Implementing immutable vectors in JavaScript
March 24, 2014
Update: The library described in this post has now been publicly released.
This weekend I took a stab at implementing immutable vectors in JavaScript. Immutable vectors are arrays guaranteed never to be changed. Instead, you “change” them by obtaining a new copy with the change made:
// Create an immutable vector
var v1 = new ImmutableVector(1, 2, 3);
console.log(v1.toArray()); // [ 1, 2, 3 ]
// "Change" it by pushing 4 to the end
var v2 = v1.push(4);
console.log(v2.toArray()); // [ 1, 2, 3, 4 ]
// The original is still unchanged:
console.log(v1.toArray()); // [ 1, 2, 3 ]

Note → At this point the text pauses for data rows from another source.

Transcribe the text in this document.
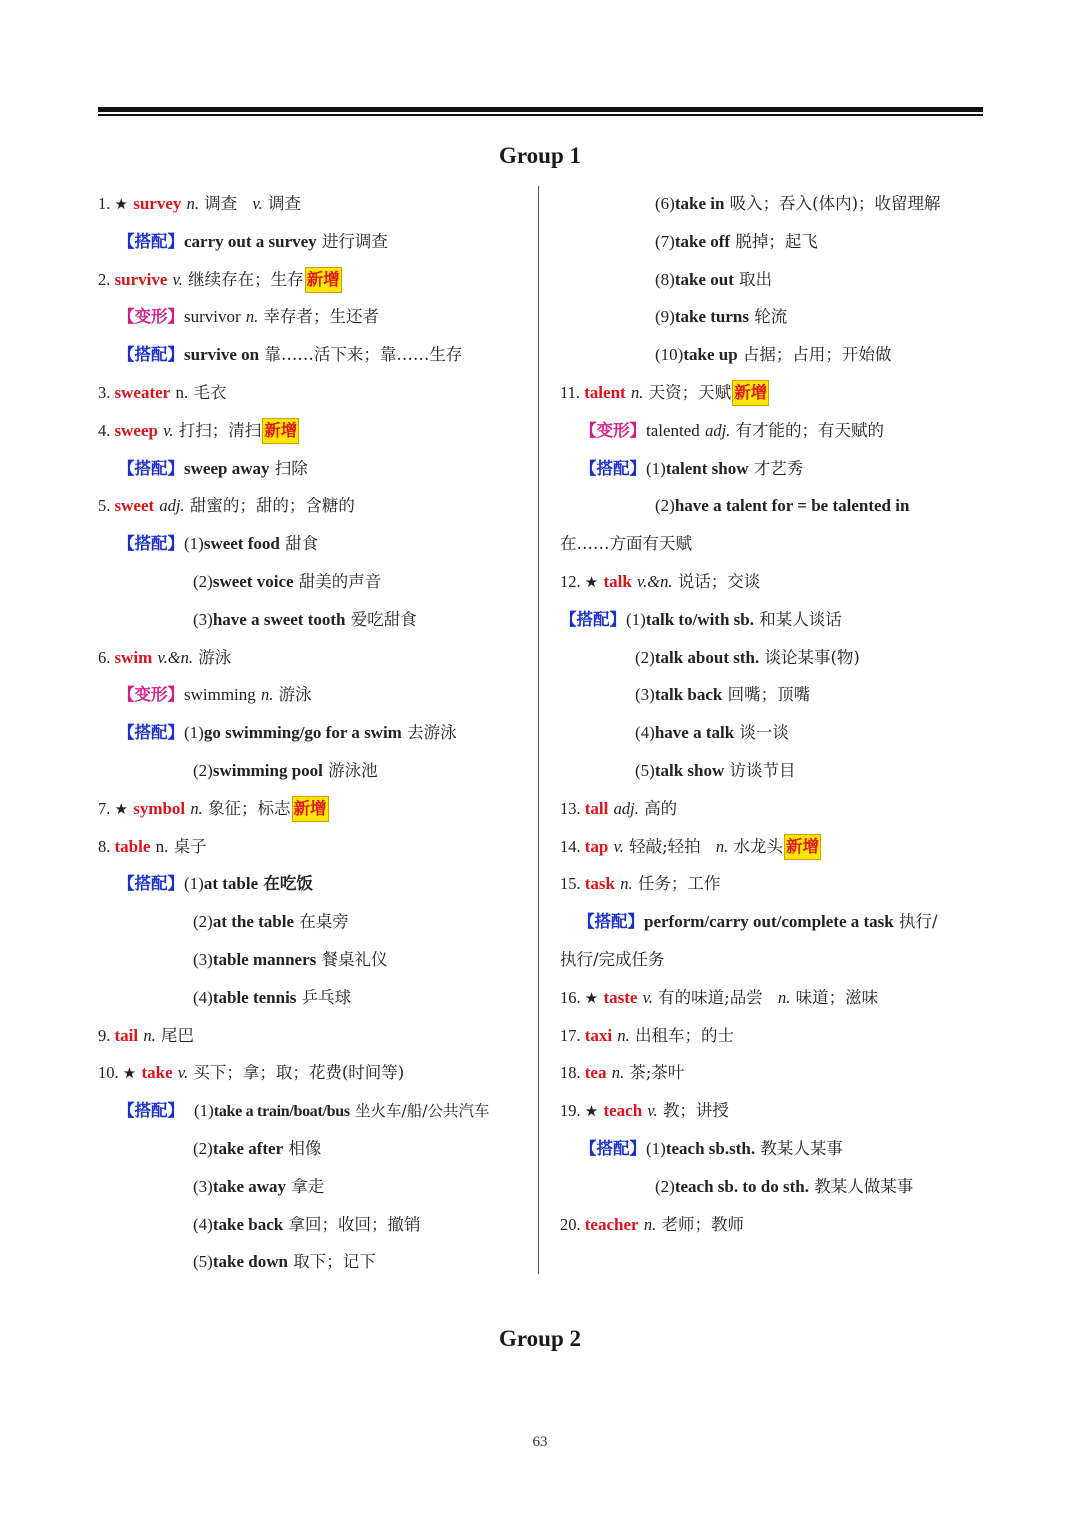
Group 1
1. ★ survey n. 调查 v. 调查
【搭配】carry out a survey 进行调查
2. survive v. 继续存在；生存 新增
【变形】survivor n. 幸存者；生还者
【搭配】survive on 靠……活下来；靠……生存
3. sweater n. 毛衣
4. sweep v. 打扫；清扫 新增
【搭配】sweep away 扫除
5. sweet adj. 甜蜜的；甜的；含糖的
【搭配】(1)sweet food 甜食
(2)sweet voice 甜美的声音
(3)have a sweet tooth 爱吃甜食
6. swim v.&n. 游泳
【变形】swimming n. 游泳
【搭配】(1)go swimming/go for a swim 去游泳
(2)swimming pool 游泳池
7. ★ symbol n. 象征；标志 新增
8. table n. 桌子
【搭配】(1)at table 在吃饭
(2)at the table 在桌旁
(3)table manners 餐桌礼仪
(4)table tennis 乒乓球
9. tail n. 尾巴
10. ★ take v. 买下；拿；取；花费(时间等)
【搭配】 (1)take a train/boat/bus 坐火车/船/公共汽车
(2)take after 相像
(3)take away 拿走
(4)take back 拿回；收回；撤销
(5)take down 取下；记下
(6)take in 吸入；吞入(体内)；收留理解
(7)take off 脱掉；起飞
(8)take out 取出
(9)take turns 轮流
(10)take up 占据；占用；开始做
11. talent n. 天资；天赋 新增
【变形】talented adj. 有才能的；有天赋的
【搭配】(1)talent show 才艺秀
(2)have a talent for = be talented in
在……方面有天赋
12. ★ talk v.&n. 说话；交谈
【搭配】(1)talk to/with sb. 和某人谈话
(2)talk about sth. 谈论某事(物)
(3)talk back 回嘴；顶嘴
(4)have a talk 谈一谈
(5)talk show 访谈节目
13. tall adj. 高的
14. tap v. 轻敲;轻拍 n. 水龙头 新增
15. task n. 任务；工作
【搭配】perform/carry out/complete a task 执行/
执行/完成任务
16. ★ taste v. 有的味道;品尝 n. 味道；滋味
17. taxi n. 出租车；的士
18. tea n. 茶;茶叶
19. ★ teach v. 教；讲授
【搭配】(1)teach sb.sth. 教某人某事
(2)teach sb. to do sth. 教某人做某事
20. teacher n. 老师；教师
Group 2
63
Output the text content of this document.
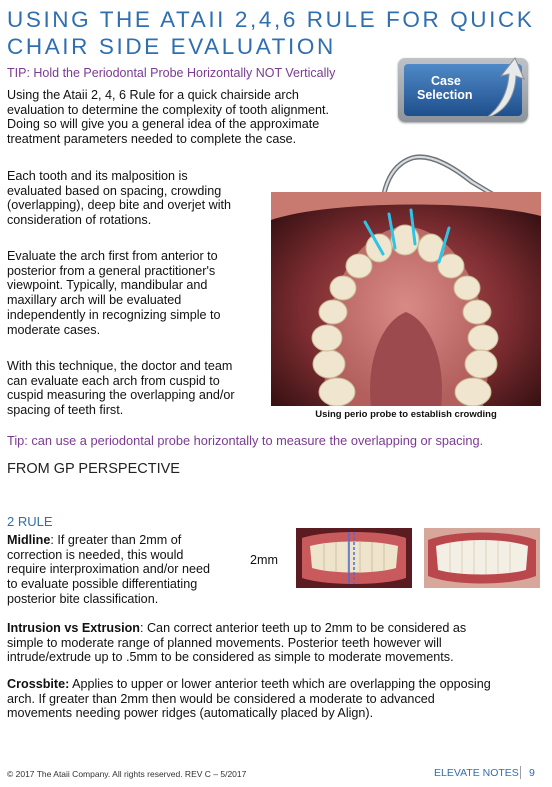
USING THE ATAII 2,4,6 RULE FOR QUICK
CHAIR SIDE EVALUATION
TIP: Hold the Periodontal Probe Horizontally NOT Vertically
Case
Selection
Using the Ataii 2, 4, 6 Rule for a quick chairside arch
evaluation to determine the complexity of tooth alignment.
Doing so will give you a general idea of the approximate
treatment parameters needed to complete the case.
Each tooth and its malposition is
evaluated based on spacing, crowding
(overlapping), deep bite and overjet with
consideration of rotations.
Evaluate the arch first from anterior to
posterior from a general practitioner's
viewpoint. Typically, mandibular and
maxillary arch will be evaluated
independently in recognizing simple to
moderate cases.
With this technique, the doctor and team
can evaluate each arch from cuspid to
cuspid measuring the overlapping and/or
spacing of teeth first.	Using perio probe to establish crowding
Tip: can use a periodontal probe horizontally to measure the overlapping or spacing.
FROM GP PERSPECTIVE
2 RULE
Midline: If greater than 2mm of
correction is needed, this would
require interproximation and/or need
to evaluate possible differentiating
posterior bite classification.
2mm
Intrusion vs Extrusion: Can correct anterior teeth up to 2mm to be considered as
simple to moderate range of planned movements. Posterior teeth however will
intrude/extrude up to .5mm to be considered as simple to moderate movements.
Crossbite: Applies to upper or lower anterior teeth which are overlapping the opposing
arch. If greater than 2mm then would be considered a moderate to advanced
movements needing power ridges (automatically placed by Align).
© 2017 The Ataii Company. All rights reserved. REV C – 5/2017	ELEVATE NOTES 9
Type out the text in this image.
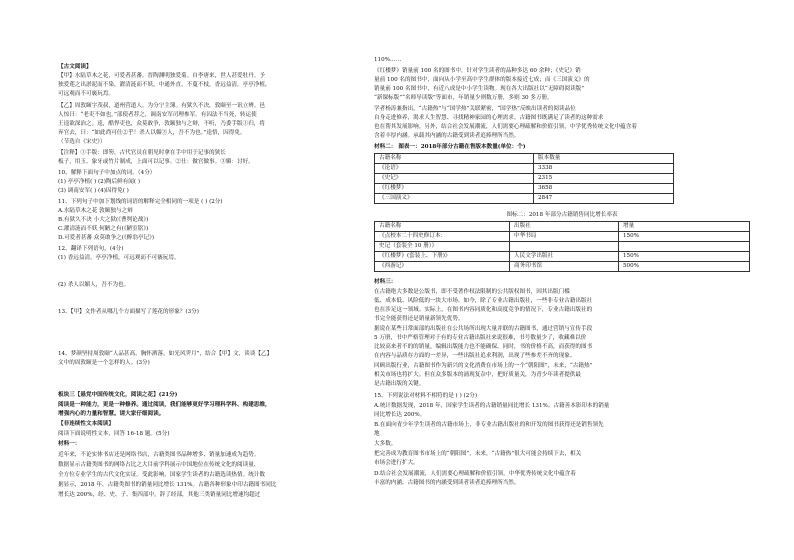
【古文阅读】
【甲】水陆草木之花，可爱者甚蕃。晋陶渊明独爱菊。自李唐来，世人甚爱牡丹。予
独爱莲之出淤泥而不染，濯清涟而不妖，中通外直，不蔓不枝，香远益清，亭亭净植，
可远观而不可亵玩焉。
【乙】周敦颐字茂叔，道州营道人。为分宁主簿。有狱久不决，敦颐至一讯立辨。邑
人惊曰：“老吏不如也。”部使者荐之，调南安军司理参军。有囚法不当死，转运使
王逵欲深治之。逵，酷悍吏也，众莫敢争，敦颐独与之辩，不听，乃委手版①归，将
弃官去，曰：“如此尚可仕②乎！杀人以媚③人，吾不为也。”逵悟，囚得免。
（节选自《宋史》）
【注释】①手版：即笏，古代官员在朝见时拿在手中用于记事的狭长
板子，用玉、象牙或竹片制成，上面可以记事。②仕：做官做事。③媚：讨好。
10、解释下面句子中加点的词。（4分）
(1) 亭亭净植( ) (2)陶后鲜有闻( )
(3) 调南安军( ) (4)囚得免( )
11、下列句子中加下划线的词语的解释完全相同的一项是 ( ) (2分)
A.水陆草木之花 敦颐独与之辩
B.有狱久不决 小大之狱(《曹刿论战》)
C.濯清涟而不妖 何陋之有(《陋室铭》)
D.可爱者甚蕃 众莫敢争之(《醉翁亭记》)
12、翻译下列语句。(4分)
(1) 香远益清，亭亭净植，可远观而不可亵玩焉。
(2) 杀人以媚人，吾不为也。
13、【甲】文作者从哪几个方面描写了莲花的形象？(3分)
14、梦颜坚持周敦颐“人品甚高，胸怀洒落，如光风霁月”，结合【甲】文，谈谈【乙】
文中的周敦颐是一个怎样的人。(3分)
板块三【悬党中国传统文化，阅读之花】(21分)
阅读是一种能力，更是一种修养。通过阅读，我们能够更好学习理科学科、构建思维，
增强内心的力量和智慧。请大家仔细阅读。
【非连续性文本阅读】
阅读下面说明性文本，回答 16-18 题。(5分)
材料一：
近年来，不论实体书店还是网络书店，古籍类图书品种增多、销量加速成为趋势。
数据显示古籍类图书的网络占比之大目前学科展示中国地位在传统文化的阅读量、
全方位专业学生的古代文化实证。受此影响，国家学生读者的古籍选读热情。统计数
据显示，2018 年，古籍类图书的销量同比增长 131%。古籍各种形象中印古籍图书同比
增长达 200%，经、史、子、集四部中，辞了经部，其他三类销量同比增速均超过
110%……
《红楼梦》销量前 100 名的图书中，针对学生读者的品种多达 60 余种；《史记》销
量前 100 名的图书中，面向从小学至高中学生群体的版本接近七成；而《三国演义》的
销量前 100 名图书中，有近八成是中小学生读物。现在各大出版社以“无障碍阅读版”
“新课标版”“名师导读版”等面市，年销量少则数万册，多则 30 多万册。
学者杨涛兼指出，“古籍热”与“国学热”关联紧密，“国学热”反映出读者的阅读品位
自身走进修养，渴求人生智慧、寻找精神家园的心理需求。古籍图书既满足了读者的这种需求
也在帮其发展影响。另外，结合社会发展潮流，人们需要心理疏解和价值引领，中学优秀传统文化中蕴含着
含着丰厚内涵。承载其内涵的古籍受到读者追捧理所当然。
材料二： 图表一：2018年部分古籍在售版本数量(单位：个)
古籍名称	版本数量
《论语》	3338
《史记》	2315
《红楼梦》	3658
《三国演义》	2847
图标二：2018 年部分古籍销售同比增长率表
古籍名称	出版社	增量
《点校本二十四史修订本：	中华书局	150%
史记（套装全 10 册）》		
《红楼梦》(套装上、下册)》	人民文学出版社	150%
《西游记》	商务印书馆	500%
材料三：
在古籍绝大多数是公版书，即不受著作权法限制的公共版权图书，因其出版门槛
低、成本低、风险低的一块大市场。如今，除了专业古籍出版社，一些非专业古籍出版社
也在涉足这一领域。实际上，在图书内容同质化和高度竞争的情况下，专业古籍出版社的
书完全能获得还是销量新领先优势。
据说在某些日常面部的出版社在公共场所出现大量并联的古籍图书，通过营销与宣传手段
5 万册，书中严格管理对于有的专业古籍出版社来说很难，书号数量少了，收藏难以价
比较高来者不的的销量，编辑出版能力也不能确保。同时，书的价格不高，而获得的图书
在内容与品质存方面的一差异，一些出版社追求利润，出现了些参差不齐的现象。
回顾出版行业，古籍图书作为新兴的文化消费在市场上的一个“朝阳图”，未来，“古籍热”
相关市场也将扩大。但在众多版本的涌现复杂中，把好质量关，为青少年读者提供最
是古籍出版的关键。
15、下列说法对材料不相符的是 ( ) (2分)
A.统计数据发现，2018 年，国家学生读者的古籍销量同比增长 131%。古籍善本影印本的销量
同比增长达 200%。
B.在面向青少年学生读者的古籍市场上，非专业古籍出版社的和开发的图书获得还是销售领先
地
大多数。
把完善成为教育图书市场上的“朝阳图”，未来，“古籍热”很大可能会持续下去，相关
市场会进行扩大。
D.结合社会发展潮流，人们需要心理疏解和价值引领，中华优秀传统文化中蕴含着
丰富的内涵，古籍图书的内涵受到读者读者追捧理所当然。
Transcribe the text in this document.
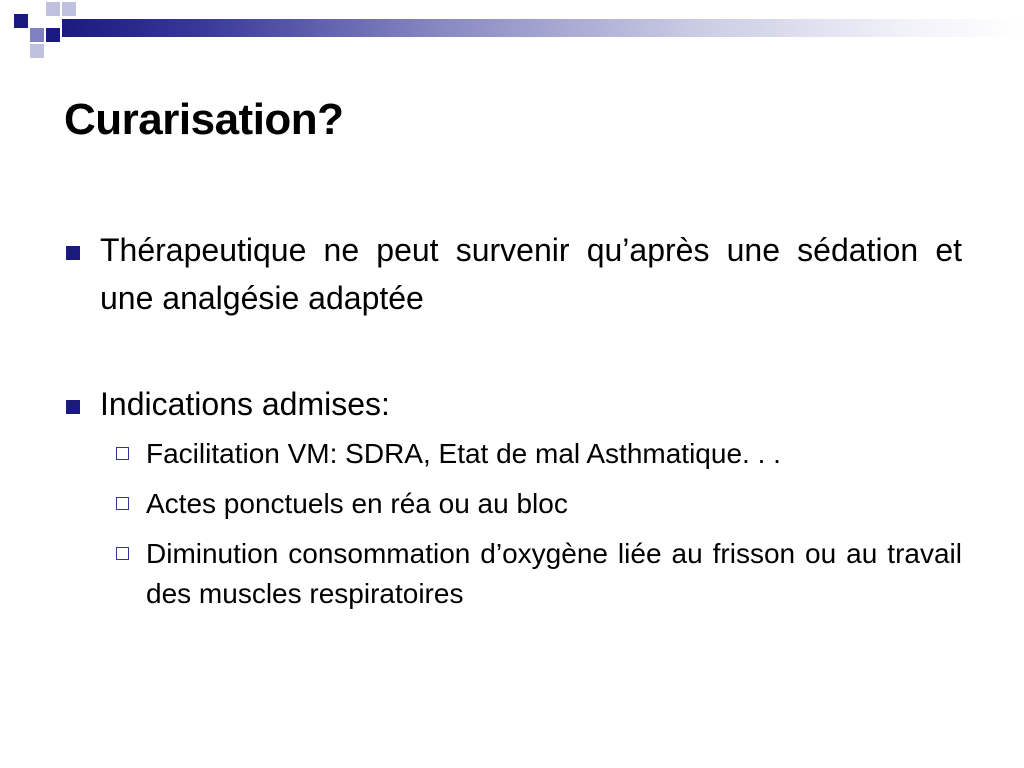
Curarisation?
Thérapeutique ne peut survenir qu’après une sédation et une analgésie adaptée
Indications admises:
Facilitation VM: SDRA, Etat de mal Asthmatique. . .
Actes ponctuels en réa ou au bloc
Diminution consommation d’oxygène liée au frisson ou au travail des muscles respiratoires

It’s like dealing with numbers. You can update a numeric variable if
you want: x = x + 1
. But you can also compute something and assign
the result to a different variable: y = x + 1
. In that case, x
stays the same. With immutable vectors, update methods like
.push(val)
and .set(index, val)
work just like +
.
You may have seen these in Clojure, where they’re the default array-like data structure, or in Scala. Clojure calls them “persistent vectors”, but that confuses everyone, so let’s go with Scala’s choice of “immutable”.
My approach was:
- Write a bunch of tests using Mocha. General pattern: Do an operation, assert that return value is correct, assert that vector passed in remains unchanged.
- Implement an “immutable vector” that just wraps an array and copies the whole thing when you change anything.
- Tests pass! But it’s unusably slow.
- “Wait, how slow is it really?” Write a few benchmarks (with Matcha).
- Reread Jean Niklas L’orange’s post about Clojure’s implementation a couple times.
- Based on that, write a “vector trie” implementation with a branching factor of 2, gradually making tests pass.
- Fix all the bugs the tests didn’t catch (but that broke the benchmark). Add more tests.
On a 10,000-element vector, the naive, copy-everything approach performed like this:
- 82K changes/sec (to an existing element)
- 20K appends/sec
A vector trie with a branching factor of 2 sped things up nicely:
- 630K changes/sec
- 540K appends/sec
Then, simply setting the branching factor to 32 brought us to a 24-70x speedup over the naive approach:
- 2.0M changes/sec
- 1.3M appends/sec
I tried every power of two from 2 to 128. 128-way tries were slightly faster on in-place changes but worse on appends. Other than that, 32 won.
Bit shifting
When I implemented the last part of the Understanding Clojure’s persistent vector article, things got a little disappointing. “Bit partitioning” takes advantage of the fact that my branching factors are all powers of 2 by using bit shifting and bit masks to look up elements — rather than division and modular arithmetic. It’s really just a micro-optimization, and it didn’t help much:
- 2.0M changes/sec
- 1.4M appends/sec
The conventional wisdom on JavaScript is not to bother with bit operations since all numbers are floating-point anyway, but I thought V8 would be smart enough to know these numbers only take on integer values and optimize accordingly. Apparently not. That, or division and modulo weren’t the bottleneck to begin with.
Still to do
This is a hack I’m not ready to show off yet. If you dig a little you can find it on my GitHub page, but I’m not going to link directly.
The worst part is I cheated on implementing .slice()
(not
benchmarked). It simply copies the whole array. Clojure’s subvec
is
O(1), so
there is a way to achieve that, but I know that will take longer to
figure out. Maybe store some kind of a view on the original vector,
with an offset. I’m worried about performance degrading when you
attempt to operate on the vector slice.
Also, .pop()
simply calls .slice()
, so removing elements from the
end of the array will be horrendously inefficient.
Finally, I’d like to beef up the benchmarking, testing random-access and sequential reads and perhaps finding a way to simulate realistic use in an application.
Why I’m doing this
It might seem silly to go up against Mori, a highly performant implementation of immutable collections which can be used from JavaScript. But Mori is a straight port of the standard lib from ClojureScript, and using it in JS feels weird. A solid, pure-JS implementation could feel truly native and be easier for JavaScript programmers to contribute to and use.
I’ve gone with JavaScript Array-like method names (push
, pop
,
slice
, as well as get
and set
), and I’m still not sure whether
that’s a good idea. Pro: It’s familiar. Con: Since the semantics are
different from pushing to or popping from an array, those names could
be confusing. I’d appreciate feedback on this.